Our 2012 intern Sara Tower designed and led a 5-week discussion series called Color Your Food! as a fun a way of thinking about food and plant-based nutrition through color. Each session focused on the phytonutrients and antioxidants of a different pigment in the food rainbow and featured a recipe. For anyone interested in leading a Color Your Food! educational discussion series in their own community, download Sara’s weekly info sheets from our website.    

What’s your favorite dish to cook at home? In one of our cooking classes this summer, we were introduced to a tasty recipe for beet burgers. They quickly made their way to my top 10. 

Who is your mentor or hero in the farming world? Locally, Thom & Judy Marti of Broad Valley Orchard in Biglerville, PA has been a tremendous mentor. As far as heroes, the writings of both Wendell Berry and Terry Tempest Williams (though not a farmer, TTW’s philosophy of place has been a source of inspiration and strength) have been profoundly influential to the way I live my life. 

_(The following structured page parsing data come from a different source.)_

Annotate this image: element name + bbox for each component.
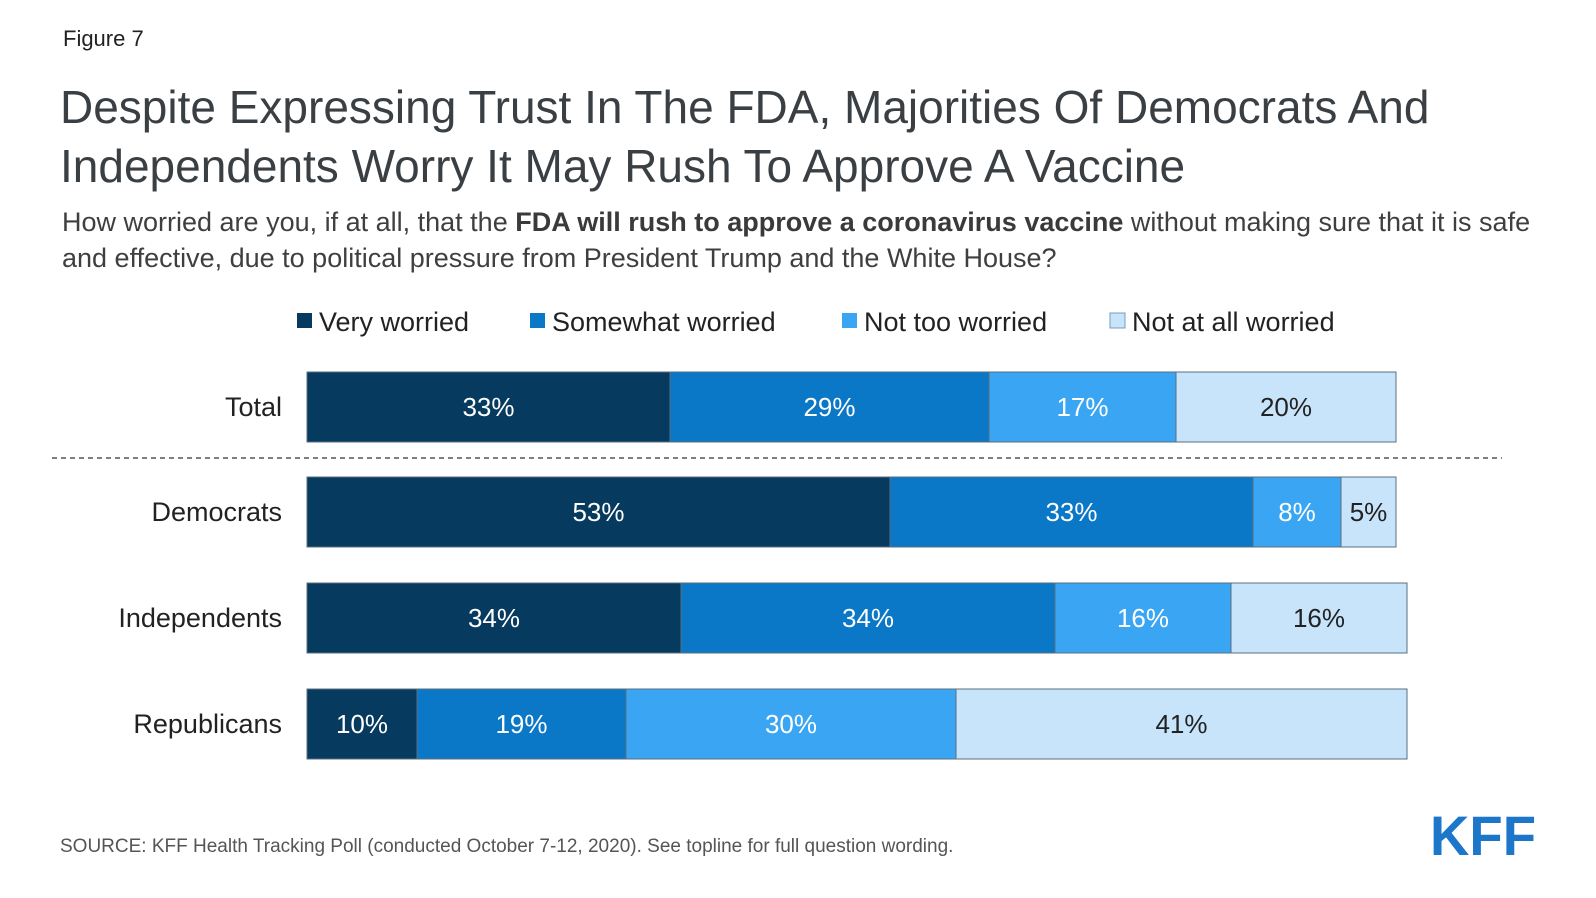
bar-republicans-3: [625, 688, 957, 760]
bar-independents-3: [1054, 582, 1232, 654]
bar-democrats-2: [889, 476, 1254, 548]
data-label-independents-1: 34%: [468, 603, 520, 633]
figure-label: Figure 7: [63, 26, 144, 51]
subtitle-text-start: How worried are you, if at all, that the: [62, 207, 516, 237]
data-label-total-4: 20%: [1260, 392, 1312, 422]
bar-republicans-1: [306, 688, 418, 760]
subtitle-text-end: without making sure that it is safe and …: [62, 207, 1531, 273]
data-label-democrats-1: 53%: [572, 497, 624, 527]
data-label-republicans-1: 10%: [336, 709, 388, 739]
data-label-democrats-4: 5%: [1350, 497, 1388, 527]
data-label-democrats-2: 33%: [1045, 497, 1097, 527]
data-label-total-1: 33%: [462, 392, 514, 422]
data-label-total-2: 29%: [803, 392, 855, 422]
data-label-independents-3: 16%: [1117, 603, 1169, 633]
data-label-republicans-4: 41%: [1155, 709, 1207, 739]
bar-democrats-4: [1340, 476, 1397, 548]
data-label-total-3: 17%: [1056, 392, 1108, 422]
kff-logo-text: KFF: [1430, 810, 1536, 860]
data-label-democrats-3: 8%: [1278, 497, 1316, 527]
subtitle-text-bold: FDA will rush to approve a coronavirus v…: [515, 207, 1124, 237]
legend-swatch-2: [530, 313, 545, 328]
data-label-independents-2: 34%: [842, 603, 894, 633]
source-note: SOURCE: KFF Health Tracking Poll (conduc…: [60, 836, 954, 857]
kff-logo: KFF: [1430, 804, 1538, 867]
legend-swatch-4: [1109, 312, 1126, 329]
chart-title: Despite Expressing Trust In The FDA, Maj…: [60, 81, 1430, 192]
bar-republicans-2: [416, 688, 627, 760]
kff-logo-mark: KFF: [1430, 804, 1536, 867]
bar-total-4: [1175, 371, 1397, 443]
data-label-independents-4: 16%: [1293, 603, 1345, 633]
data-label-republicans-2: 19%: [495, 709, 547, 739]
category-label-total: Total: [225, 392, 282, 422]
bar-total-3: [988, 371, 1177, 443]
category-label-republicans: Republicans: [133, 709, 282, 739]
category-label-independents: Independents: [118, 603, 282, 633]
bar-independents-4: [1230, 582, 1408, 654]
bar-democrats-1: [306, 476, 891, 548]
legend-label-4: Not at all worried: [1132, 307, 1335, 337]
category-label-democrats: Democrats: [151, 497, 282, 527]
legend-label-2: Somewhat worried: [552, 307, 776, 337]
chart-subtitle: How worried are you, if at all, that the…: [62, 204, 1562, 276]
legend-swatch-3: [842, 313, 857, 328]
legend-label-1: Very worried: [319, 307, 469, 337]
bar-independents-1: [306, 582, 682, 654]
legend-label-3: Not too worried: [864, 307, 1047, 337]
legend-swatch-1: [297, 313, 312, 328]
data-label-republicans-3: 30%: [765, 709, 817, 739]
bar-republicans-4: [955, 688, 1408, 760]
bar-independents-2: [680, 582, 1056, 654]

What’s your most useful piece of clothing for working on the farm? Sunglasses. Before I started farming, I had owned 1, maybe 2 pairs of sunglasses. In the 4 years I’ve been doing this full time, I’ve gone through at least 5 pairs. Especially midday in summer when the light is harsh, they’re essential. 

Favorite season? Why? Fall. I’ve always loved the transition to autumn, the brilliant dance between the ripening and the decay that compels us to turn inward, to reflect on our lives, to rest our bodies, and to tend to ourselves.